To gauge the current attitude towards very young players who were very recently highly coveted prospects, all you have to do is perform a quick Twitter search for catcher Buster Posey, the 24-year-old phenom who rose to prominence as the unnaturally self-possessed rookie catcher for the World Series champion San Francisco. Posey, who fans quickly ordained as a full-blown star before he played an entire regular season, blew out his ankle in a collision at home plate. Posey had to publicly announce his lack of support for threats against Scott Cousins, the player who slammed Posey at the plate. When I heard the news about the young catcher, I gasped, taken over by a fear for the future of baseball. A friend of mine voiced much the same sentiment: “Such a young star.” Calls were put out to end home plate collisions entirely. The game would have to change in order to keep our young catchers from getting hurt. Catchers, who were once regarded as the toughest players on the field and who get to wear full body armor, should be protected like NFL quarterbacks.

When a community faces a growing anxiety, it searches for places to vent the mounting pressure. As the Age of Potential heightens, baseball fans face the growing expectation that they embrace their favorite team’s entire major and minor league system, that they learn about each of their team’s prospects and draft picks, whether these unripened ballplayers will ever see the major league field or not. In other words, there is a new fear in town, and it’s the fear of missing out, of mismanaging personnel, of poorly developing minor league players, of drafting badly. The keeper league fantasy baseball player has a particular knowledge of this challenge, to put names to the uncharted sections of the map, as dictated by the changing coordinates of potential; learning every face on earth, because one of them could be president one day.

Faced with expectations they struggled to meet, in a system with nerve-racking implications for the future of fandom, we lashed out at Joba, and now, in spite of all of the care, in spite of the reams of data the Yankees claimed to possess, the worst has happened.

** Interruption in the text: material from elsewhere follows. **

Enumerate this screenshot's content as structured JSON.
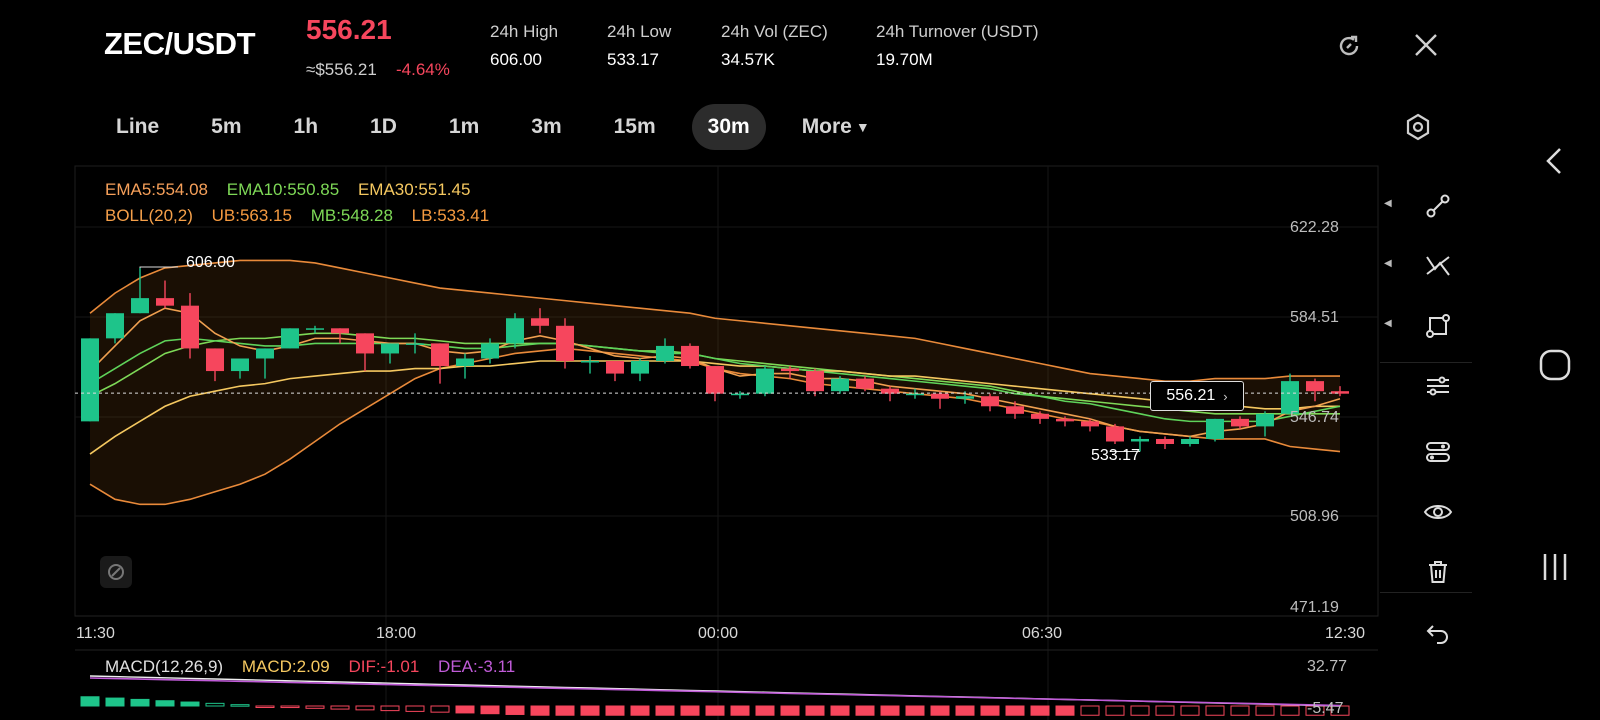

The golden arm blew out. I don’t think it’s a stretch to suggest that the subprime mortgage boom, driven by analysts with a certain access to mathematical systems that the average consumer has almost no knowledge of, has ratcheted up the public’s demand for transparency and control. The powers that be are no longer trusted to wield the tools of progress. The public has called for control of executive salaries, and more government involvement. In baseball, the fans have taken up the tools themselves, and transformed consumer responsibility into a consumable art form.

Joba Chamberlain is a good pitcher who came up just as the baseball community began to deal, on a deep level, with the rising tide of the prospect obsession. He enjoyed a half season of brilliance on the biggest stage in baseball, but has otherwise done little to warrant the attention paid him. Instead, it was the timing of his arrival that coincided with the pressures guiding baseball media and fans to press him to the top of the media cycle, and he rose like an air bubble from a deep sea vent to burst at the surface. For every armchair baseball Buddhist who accepts that pitching is a fickle endeavor fraught with peril, there will be a hundred of our nouveau fans, writers, and pundits who will work like demons to extract every teachable cell of invaluable vent vapor, searching for the secrets of the deep.